Conseiller des mesures de prévention en fonction du risque podologique - L'Infirmière Libérale Magazine n° 366 du 01/02/2020 | Espace Infirmier
 

L'infirmière Libérale Magazine n° 366 du 01/02/2020

 

CAHIER DE FORMATION

SAVOIR FAIRE

La prise en charge du pied diabétique commence avec l’évaluation des pieds à risque podologique et la prévention de la survenue d’une plaie. En présence d’une plaie, les soins locaux sont semblables à ceux des autres plaies chroniques, mais n’aboutiront à la guérison qu’avec une mise en décharge rigoureusement observée de la plaie.

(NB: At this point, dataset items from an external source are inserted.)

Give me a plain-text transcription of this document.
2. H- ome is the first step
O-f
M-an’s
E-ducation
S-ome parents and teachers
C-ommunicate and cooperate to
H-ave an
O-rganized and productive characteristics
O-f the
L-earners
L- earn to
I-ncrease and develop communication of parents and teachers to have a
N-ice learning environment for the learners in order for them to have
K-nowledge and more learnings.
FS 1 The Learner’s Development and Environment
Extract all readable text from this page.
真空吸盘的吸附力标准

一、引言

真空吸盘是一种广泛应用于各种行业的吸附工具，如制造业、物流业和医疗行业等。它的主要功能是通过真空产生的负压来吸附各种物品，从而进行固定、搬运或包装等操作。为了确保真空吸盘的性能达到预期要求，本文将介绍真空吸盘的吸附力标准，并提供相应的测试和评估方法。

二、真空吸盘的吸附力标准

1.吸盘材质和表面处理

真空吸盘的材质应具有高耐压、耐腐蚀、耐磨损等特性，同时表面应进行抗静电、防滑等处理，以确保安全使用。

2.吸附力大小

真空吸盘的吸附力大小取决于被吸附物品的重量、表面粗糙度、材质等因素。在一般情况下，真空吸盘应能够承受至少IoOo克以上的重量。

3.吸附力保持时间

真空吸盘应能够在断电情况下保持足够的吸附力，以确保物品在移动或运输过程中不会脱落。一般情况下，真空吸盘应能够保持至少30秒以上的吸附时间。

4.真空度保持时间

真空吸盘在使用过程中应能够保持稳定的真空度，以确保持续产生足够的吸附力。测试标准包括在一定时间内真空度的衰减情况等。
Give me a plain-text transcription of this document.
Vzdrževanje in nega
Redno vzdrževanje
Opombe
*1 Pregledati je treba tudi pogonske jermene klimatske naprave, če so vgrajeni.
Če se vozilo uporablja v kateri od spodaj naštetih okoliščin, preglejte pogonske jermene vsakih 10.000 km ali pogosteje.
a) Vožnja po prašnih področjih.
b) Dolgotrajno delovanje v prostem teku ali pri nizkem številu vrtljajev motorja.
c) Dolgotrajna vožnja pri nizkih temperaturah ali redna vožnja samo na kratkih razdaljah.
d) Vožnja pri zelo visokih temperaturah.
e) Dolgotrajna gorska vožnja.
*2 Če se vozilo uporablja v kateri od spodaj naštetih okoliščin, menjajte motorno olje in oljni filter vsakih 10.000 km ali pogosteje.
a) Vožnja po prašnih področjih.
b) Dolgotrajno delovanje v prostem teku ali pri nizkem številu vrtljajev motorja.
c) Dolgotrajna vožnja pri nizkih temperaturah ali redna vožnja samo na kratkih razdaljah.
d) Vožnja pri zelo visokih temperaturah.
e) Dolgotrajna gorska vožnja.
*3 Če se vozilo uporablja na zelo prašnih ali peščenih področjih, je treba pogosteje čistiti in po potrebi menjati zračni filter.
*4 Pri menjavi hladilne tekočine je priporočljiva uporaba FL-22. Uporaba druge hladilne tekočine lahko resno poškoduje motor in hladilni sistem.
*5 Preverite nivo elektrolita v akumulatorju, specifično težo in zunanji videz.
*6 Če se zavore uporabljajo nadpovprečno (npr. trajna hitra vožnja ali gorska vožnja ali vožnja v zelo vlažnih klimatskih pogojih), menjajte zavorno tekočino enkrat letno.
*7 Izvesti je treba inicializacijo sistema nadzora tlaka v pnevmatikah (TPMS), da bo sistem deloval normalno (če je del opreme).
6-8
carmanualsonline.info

EVALUER LE RISQUE PODOLOGIQUE

Connaître le risque podologique du patient revient à évaluer le risque d’ulcération chronique ou d’amputation. La gradation du risque podologique permet d’adapter la prise en charge et de cibler les conseils au patient. Quatre niveaux de risque ou quatre grades, associés à quatre niveaux de prise en charge existent (voir tableau ci-contre). Les médecins et les pédicures-podologues peuvent faire cette évaluation. Pour cela, tout diabétique doit bénéficier d’au moins un examen annuel des pieds à la recherche :

- d’antécédent d’ulcération chronique du pied ou d’amputation ;

- de neuropathie périphérique au moyen du test au monofilament de 10 g ;

- d’artériopathie par la palpation des pouls périphériques et la mesure de l’IPS ;

- de déformations des pieds.

Remarque : ce risque est à majorer pour un patient isolé, handicapé, sans ressources, en situation de précarité…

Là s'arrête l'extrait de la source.